Well, the adjudicators said the book was “nuanced and never didactic”. I think earlier drafts leaned heavily towards gaining empathy for each character, and were therefore more preachy. The “one thing” I needed to get right was make everyone’s story complex, thereby making the story feel more nuanced.

Are you working on a new novel?
Yes, I’m always working on something new.

You live in Canada these days. Do you miss South Africa and, if so, what do you miss most?
I’m a traveller more than anything. I miss all countries I’ve lived in, but they’re never the same when you go back, are they?

Is there anything you wish to add?
I was going to refuse the prize because of Percy Fitzpatrick’s role in making English and Afrikaans the only official South African languages. In the end I’m giving the prize money to an organisation supporting African immigrants in South Africa. My lesson was that it wasn’t about me; the prize gave me a chance to become the kind of artist I aim to be, to be responsible and stay engaged in whatever’s going on in my country at the moment.

Girl meets grown-up plight

THIS BOOK BETRAYS MY BROTHER by Kagiso Lesego Molope (Oxford University Press South Africa) 

What does a teenage girl do when she sees her beloved older brother commit a horrific crime? This is the dilemma faced by Naledi, whose clever, charming, handsome brother, Basi, is worshipped by his parents and by a community unable to imagine that he is destined for anything other than greatness. The issues addressed in this novel should strike chords with many teenage girls struggling with the onset of adolescence, rampant hormones and increasingly adult problems. 

Molope has a fine feel for the world of the girl-turning-woman and the book, serious though some of its themes are, is not without humour as it follows Naledi’s emotional path from innocent childhood to awareness that even those she thinks she knows best may not be quite what they seem. Setting her story in the South Africa of the 1990s, with all its uncertainties and shifting boundaries, Molope explores the social complications of a family that has torn itself from its working-class roots and has literally moved “up the hill”, overlooking the township from which it has come and from which it continues to derive its income. 

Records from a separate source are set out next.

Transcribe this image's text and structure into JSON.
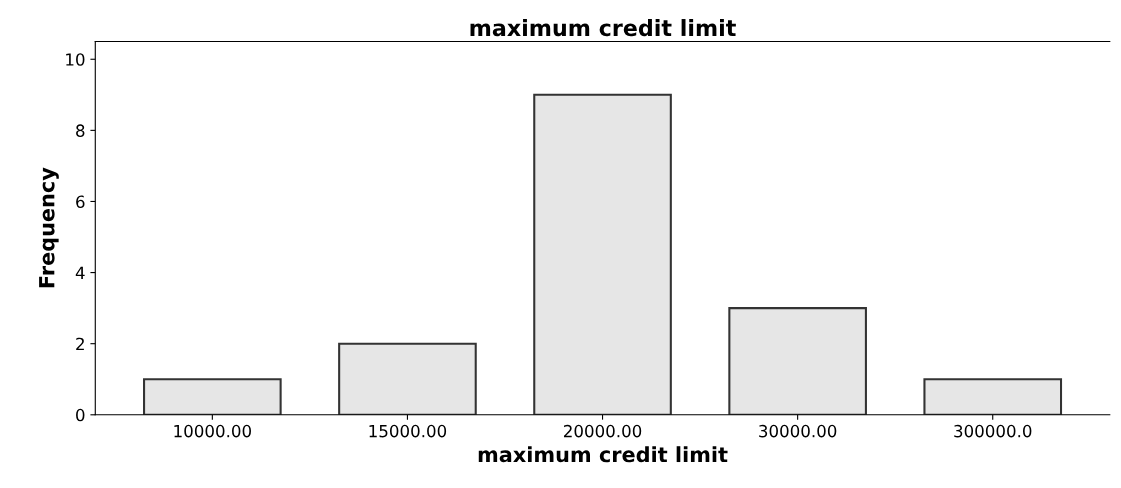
{
  "chart_data": {
    "type": "bar",
    "title": "maximum credit limit",
    "xlabel": "maximum credit limit",
    "ylabel": "Frequency",
    "categories": [
      "10000.00",
      "15000.00",
      "20000.00",
      "30000.00",
      "300000.0"
    ],
    "values": [
      1,
      2,
      9,
      3,
      1
    ],
    "color": "#e6e6e6",
    "ylim": [
      0,
      10.5
    ],
    "yticks": [
      0,
      2,
      4,
      6,
      8,
      10
    ],
    "grid": false
  }
}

Caught between their upwardly mobile parents and the friends and the world of their childhood in loc’shin (the location below), Naledi and Basi battle with the problems of a family, a community and a country in flux. Woven through Naledi’s journey to adulthood are complex social strands – politics and class, love and lust, violence, homosexuality, racial issues – pretty much the gamut of problems facing this country. Molope offers no easy answers but challenges her readers to find a moral route through the maze of complications she lays out.